Dispersive liquid-liquid microextraction based on solidification of floating organic droplets followed by high performance liquid chromatography for the determination of duloxetine in human plasma

摘要

A novel dispersive liquid-liquid microextraction method based on solidification of floating organic droplets (DLLME-SFO) technique was developed for the determination of duloxetine in human plasma samples by high performance liquid chromatography with fluorescence detection (HPLC-FLD). During the extraction procedure, plasma protein was precipitated by using a mixture of zinc sulfate solution and acetonitrile. After the protein precipitation step, duloxetine in an alkaline sample solution was quickly extracted by DLLME-SFO with 50μL of 1-undecanol (extractant). Disperser was unnecessary because the small amount of remaining acetonitrile, which acts as a protein precipitating reagent, was also employed as a disperser; therefore, organic solvent consumption was reduced as much as possible. The emulsion was centrifuged and then fine droplets were floated to the top of the sample solution. The floated droplets were solidified in an ice bath and easily transferred. Various DLLME-SFO parameters such as extractant type, extractant amount, ionic strength, pH and extraction time were optimized.
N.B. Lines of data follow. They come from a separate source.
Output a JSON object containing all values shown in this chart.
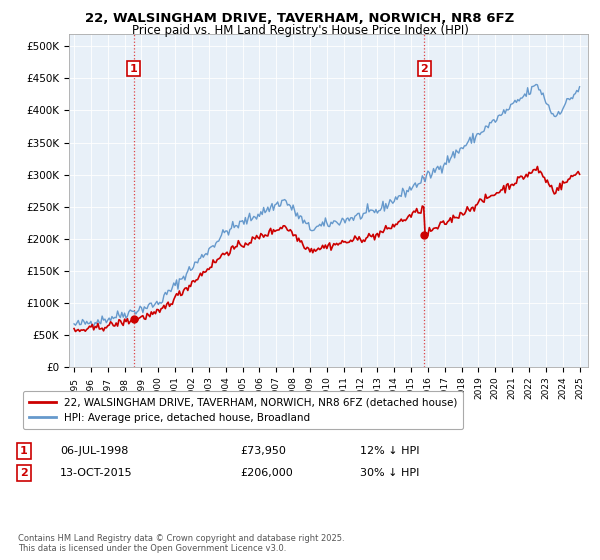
{
  "title_line1": "22, WALSINGHAM DRIVE, TAVERHAM, NORWICH, NR8 6FZ",
  "title_line2": "Price paid vs. HM Land Registry's House Price Index (HPI)",
  "legend_line1": "22, WALSINGHAM DRIVE, TAVERHAM, NORWICH, NR8 6FZ (detached house)",
  "legend_line2": "HPI: Average price, detached house, Broadland",
  "annotation1_label": "1",
  "annotation1_date": "06-JUL-1998",
  "annotation1_price": "£73,950",
  "annotation1_hpi": "12% ↓ HPI",
  "annotation2_label": "2",
  "annotation2_date": "13-OCT-2015",
  "annotation2_price": "£206,000",
  "annotation2_hpi": "30% ↓ HPI",
  "footer": "Contains HM Land Registry data © Crown copyright and database right 2025.\nThis data is licensed under the Open Government Licence v3.0.",
  "red_color": "#cc0000",
  "blue_color": "#6699cc",
  "chart_bg_color": "#e8f0f8",
  "background_color": "#ffffff",
  "grid_color": "#ffffff",
  "vline_color": "#dd4444",
  "ylim_min": 0,
  "ylim_max": 520000,
  "purchase1_year": 1998.54,
  "purchase1_price": 73950,
  "purchase2_year": 2015.79,
  "purchase2_price": 206000
}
The chromatographic separation of duloxetine was carried out using ethanol as mobile phase. Validation of the method was performed with respect to linearity, intra- and inter-day accuracy and precision, limit of quantification (LOQ), and recovery. Calibration curves for duloxetine showed good linearity with correlation coefficients (r2) higher than 0.99. The method showed good precision and accuracy, with intra- and inter-assay coefficients of variation less than 15% (LOQ: less than 20%) at all concentrations. The recovery was carried out following the standard addition procedure with yields ranging from 59.6 to 65.5%. A newly developed environmentally friendly method was successfully applied to the pharmacokinetic study of duloxetine in human plasma and was shown to be an alternative green approach compared with the conventional solid-phase microextraction (SPME) and dispersive liquid-liquid microextraction (DLLME) techniques.